Don Orlando Letelier, confinado por orden del tirano innombrable junto a los patriotas Clodomiro Almeyda, Sergio Bitar, José Tohá y Fernando Flores – entre muchos otros- a la Isla Dawson, en el extremo austral de Chile, demostró en la cárcel y posteriormente en su exilio en EE.UU. que el hombre no debe renunciar jamás a sus ideales, máxime cuando se trata de la defensa de los derechos humanos, conculcados y pisoteados por las miserables dictaduras que campearon durante  los oscuros años 70  y parte de los 80 nuestra Patria Grande.

¡Qué decir de uno de los  más grandes combatiente de nuestra era!...  , quien atraviesa geografías y espacios temporales, surcando con  su estrella en la frente el oscurantismo nihilista y posmoderno  reivindicando con su mirada que es cañón de futuro el porvenir de liberación y la ineluctable redención del hombre frente a la miseria humana y al capitalismo, “miesmas” a las que nosotros seguiremos denunciando y combatiendo. No existe en ambos paradigmas claudicación alguna frente a las injusticias. Con su fusil en la espalda el uno y con el lenguaje del diplomático el otro, con su querida presencia y entrañable transparencia, de estadista, medico e internacionalista el “Che”, con la dignidad republicana y señorío en el cautiverio y lejos de su patria hasta ser convocado al martirologio Don Orlando, la izquierda puede mirar retrospectivamente y abrevar  de tan entrañables paradigmas.

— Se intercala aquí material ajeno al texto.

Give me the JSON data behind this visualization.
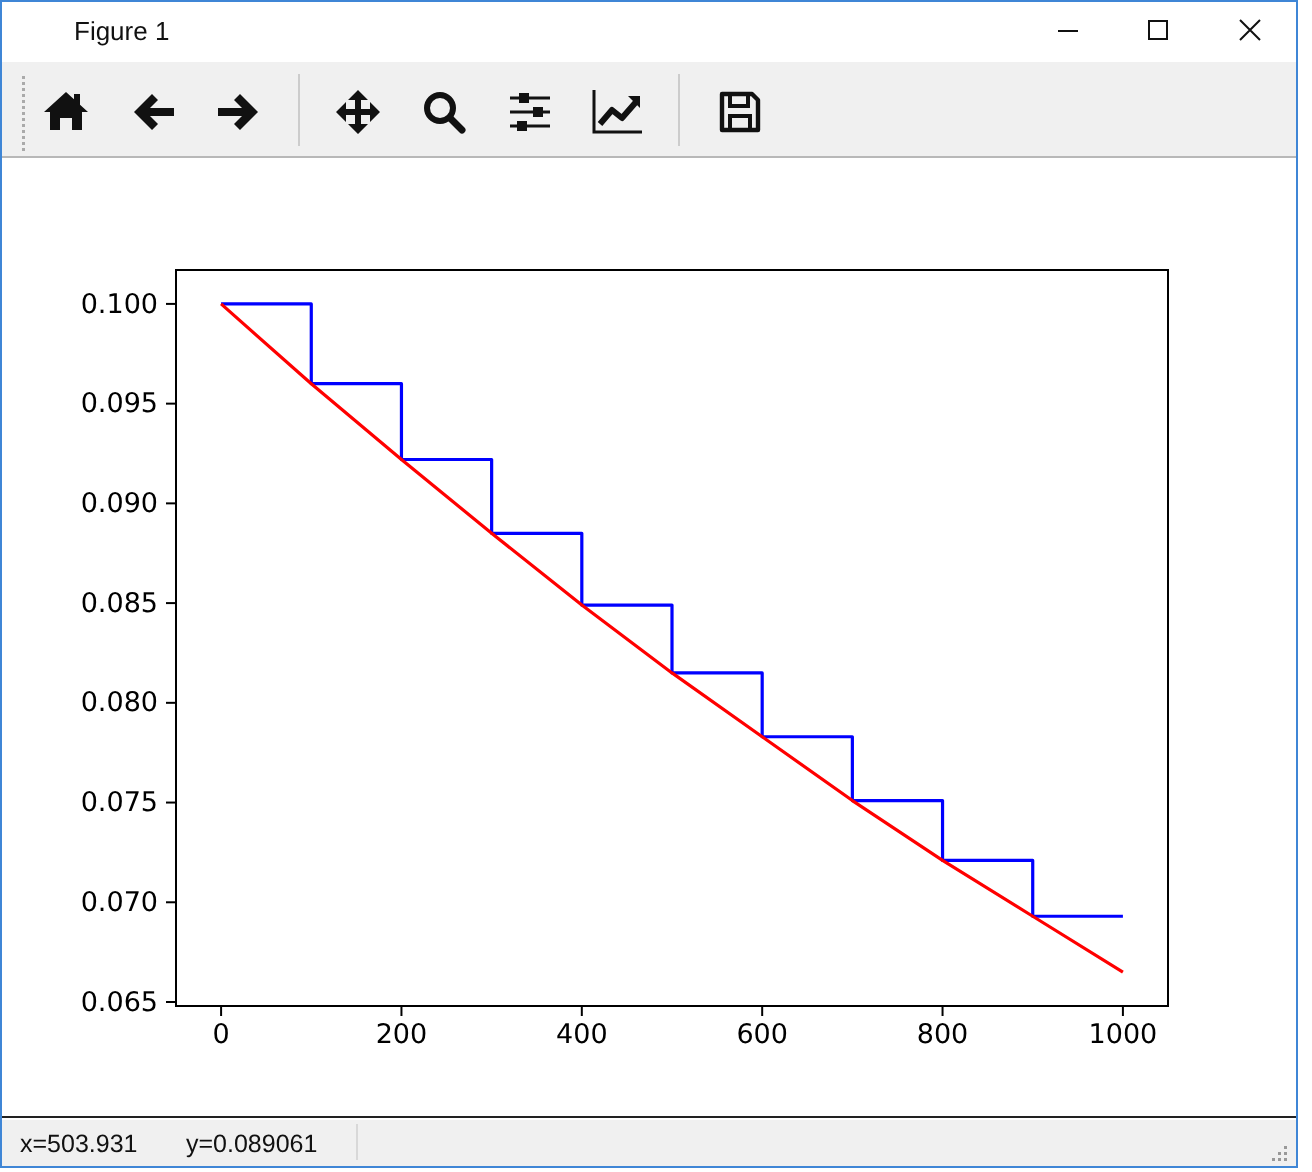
{
  "chart_data": {
    "type": "line",
    "annotations": [
      "Figure 1",
      "x=503.931",
      "y=0.089061"
    ],
    "x": [
      0,
      100,
      200,
      300,
      400,
      500,
      600,
      700,
      800,
      900,
      1000
    ],
    "series": [
      {
        "type": "step",
        "color": "#0000ff",
        "values": [
          0.1,
          0.096,
          0.0922,
          0.0885,
          0.0849,
          0.0815,
          0.0783,
          0.0751,
          0.0721,
          0.0693,
          0.0693
        ]
      },
      {
        "color": "#ff0000",
        "values": [
          0.1,
          0.096,
          0.0922,
          0.0885,
          0.0849,
          0.0815,
          0.0783,
          0.0751,
          0.0721,
          0.0693,
          0.0665
        ]
      }
    ],
    "xlim": [
      -50,
      1050
    ],
    "ylim": [
      0.0648,
      0.1017
    ],
    "xticks": [
      0,
      200,
      400,
      600,
      800,
      1000
    ],
    "yticks": [
      0.065,
      {
        "value": 0.07,
        "label": "0.070"
      },
      0.075,
      {
        "value": 0.08,
        "label": "0.080"
      },
      0.085,
      {
        "value": 0.09,
        "label": "0.090"
      },
      0.095,
      {
        "value": 0.1,
        "label": "0.100"
      }
    ]
  }
}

Al genocidio se le denuncia y señala, se lo juzga y condena, al gobierno que bombardea víctimas inocentes, población civil que nada tiene que ver con el execrable terrorismo se le dice: señores, Olmert, Vinovezky y Sharon: ustedes son garantes de las empresas de petróleo que determinan que la vida de un ser humano equivalga a un barril de petróleo. Son mercaderes de la vida, que condenan a su propio pueblo hebreo a un sentimiento repulsivo antijudío. Ustedes no están ni estarán jamás a la altura de Golda Meir o màs cerca en el tiempo de Yitzha Rabin o Yasser Arafat, ambos brutalmente asesinados y que en “Camp David”, junto al Ex Presidente Bill Clinton parecían haber encontrado la definitiva paz entre pueblos semitas, en tierras donde deben convivir pacíficamente tres religiones monoteístas.

No puede haber claudicaciones, ni abdicaciones frente a esta 

diabólica conducta que ha terminado con la vida de 1.500 libaneses y que le impone a los palestinos muros de vergüenza y ocupaciones preventivas.

En esas bombas de fósforo que quemaron cuerpos de niños, autografiadas por sus pares israelíes y en los más de 100.000 artefactos explosivos que quedaron aún sin estallar sobre la superficie del Líbano se centra el verdadero “Eje del Mal”. Quien suscribe ama la paz y la vida, señalando   con la humildad de la paloma y la sagacidad de la serpiente, -como reza el Evangelio-, que seguirá adelante con sus verdades, llevando en el alma y en su conciencia con devoción a ambos ejemplos de lucha, por su  consecuencia sin límites, vencedores de la muerte en la hora de la verdad, gestores de un inmortal ejemplo de coherencia entre lo que se dice y se hace, de honestidad intelectual a toda prueba para defender el fuego sagrado de la liberación del hombre.

Cuando en Ñancahuazú y en una pequeña escuela de la selva boliviana y en 1967 las tropas de Gary Prado y sus “rangers” acorralaron al Comandante “Che” Guevara, éste les dijo en su cara y en la hora de los hornos: “prefiero morir de pie, que vivir de rodillas”...

De estos paradigmas tomamos la bandera quienes profesamos tamaños  valores socialistas y  libertarios y en tan queridos ejemplos de lucha y de vida.

A pesar del complejo militar industrial, de los serviles y obsecuentes, del horror de la guerra y de los pontífices, estos entrañables paradigmas son y serán siempre una guía para la mejor  acción y las futuras generaciones.